By the time Adam heard the water running, he'd already figured out what he needed to do next. There was a way for him to find out if he had to buy a straitjacket or not. The crimson light in the subway, the noise coming from the speakers—I've lived through those things before.

"The Red Christmas," Adam whispered to himself as he rummaged around for Lili's smartphone. She mentioned all of her client's phone numbers were in her cell, and that one of her regulars was a member of the Mission Phidias. He checked the couch. Under the cushions, Adam looked for battery chargers plugged to the power outlets in the living room. Where is it? Even going through her bedroom yielded the same results. "Come on!"

He was aware of nothing for a while but the constant sound of the shower running. That's why when something caught the corner of his eye, fear closed tight around his heart. Time is up! He'd wasted his only chance.

"You scared me," Adam said, breathing again after a moment. The ruby eyes of the rabbit were staring at him, his nose moving up and down. "Shh. It'll be our little secret."
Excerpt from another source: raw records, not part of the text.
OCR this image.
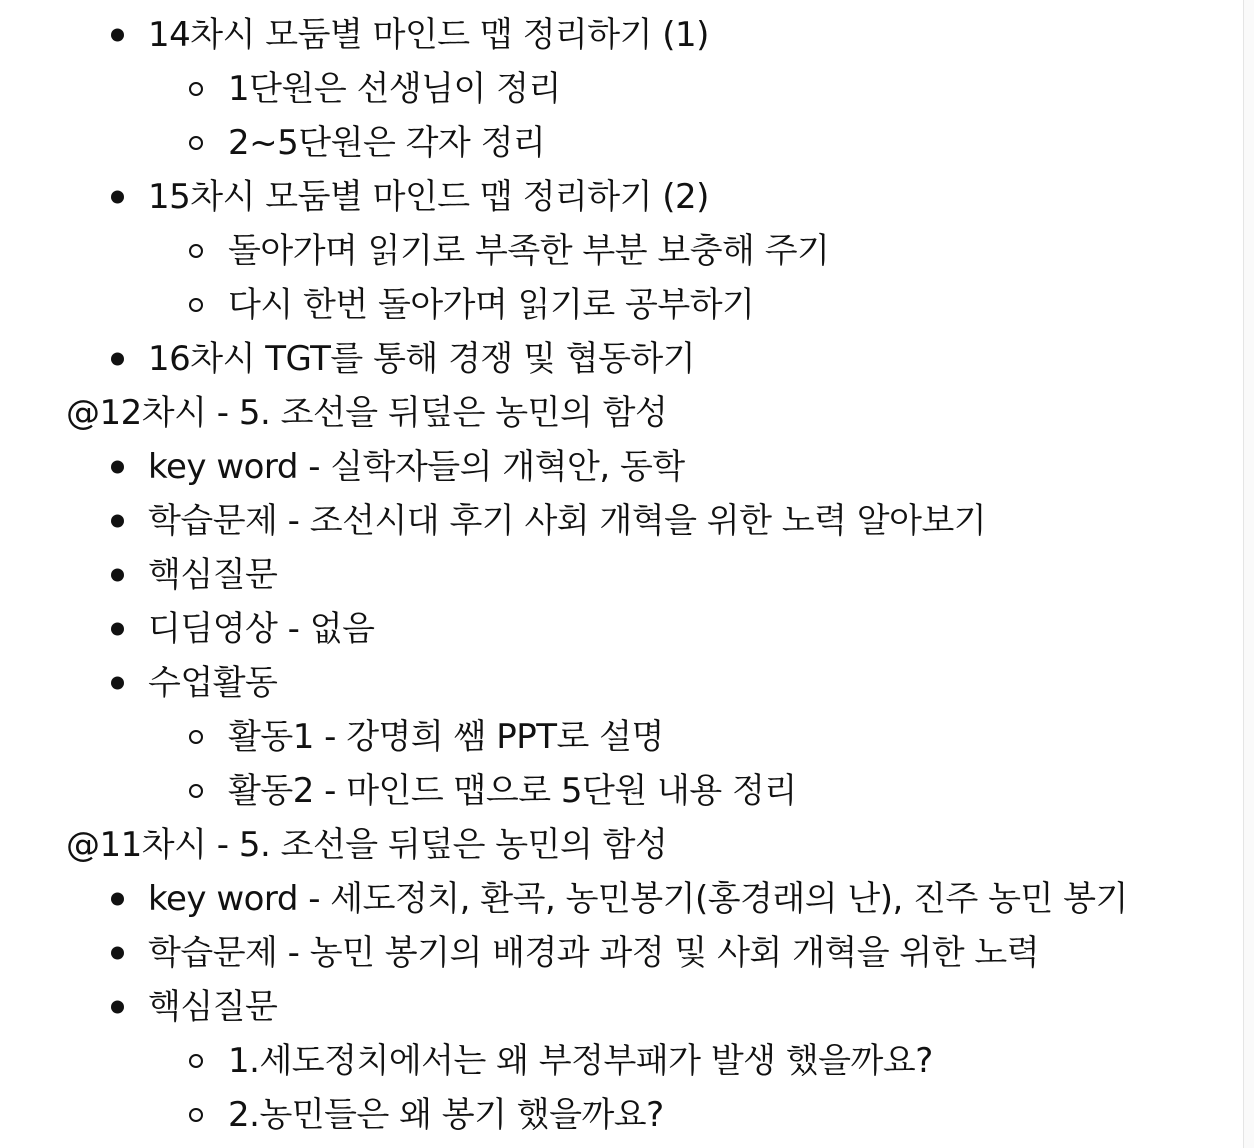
14차시 모둠별 마인드 맵 정리하기 (1)
1단원은 선생님이 정리
2~5단원은 각자 정리
15차시 모둠별 마인드 맵 정리하기 (2)
돌아가며 읽기로 부족한 부분 보충해 주기
다시 한번 돌아가며 읽기로 공부하기
16차시 TGT를 통해 경쟁 및 협동하기
@12차시 - 5. 조선을 뒤덮은 농민의 함성
key word - 실학자들의 개혁안, 동학
학습문제 - 조선시대 후기 사회 개혁을 위한 노력 알아보기
핵심질문
디딤영상 - 없음
수업활동
활동1 - 강명희 쌤 PPT로 설명
활동2 - 마인드 맵으로 5단원 내용 정리
@11차시 - 5. 조선을 뒤덮은 농민의 함성
key word - 세도정치, 환곡, 농민봉기(홍경래의 난), 진주 농민 봉기
학습문제 - 농민 봉기의 배경과 과정 및 사회 개혁을 위한 노력
핵심질문
1.세도정치에서는 왜 부정부패가 발생 했을까요?
2.농민들은 왜 봉기 했을까요?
He then fumbled through her purse, and there it was, finally in his hands. An iPhone? Fuck. He hated them. Everything Apple was so foreign to him, it might have as well been technology from another planet. He'd made the mistake of buying an iPod once after college and would later describe his iTunes experience as 'medieval torture.' Why it was almost impossible to add music to the cursed device eluded him.

"Shit." The brand of the phone was the least of his problems. He hadn't considered she would it lock with a password. "What do I do now?"

"Adam!"

With an icy knot in his stomach, he gaped over his shoulder, expecting to see Lili under the doorway, wrapped in her towel, ready to shout at him.

She was not there, however.

"Yes?" He asked.

"Could you do me a favor?" she said from the bathroom, raising her voice to make herself heard over the running water. "Turn off the stove, please."

Not stopping to think about it, he made his way back to the kitchen and did what Lili had told him.

And then the phone in his hand rang.

Once more, his chest froze, and he almost dropped the iPhone. Without wanting to, he silenced the call with his thumb and pored over the screen, not believing his eyes.

He knew the caller. It had been among his best friends during college and one of the few survivors of the Red Christmas.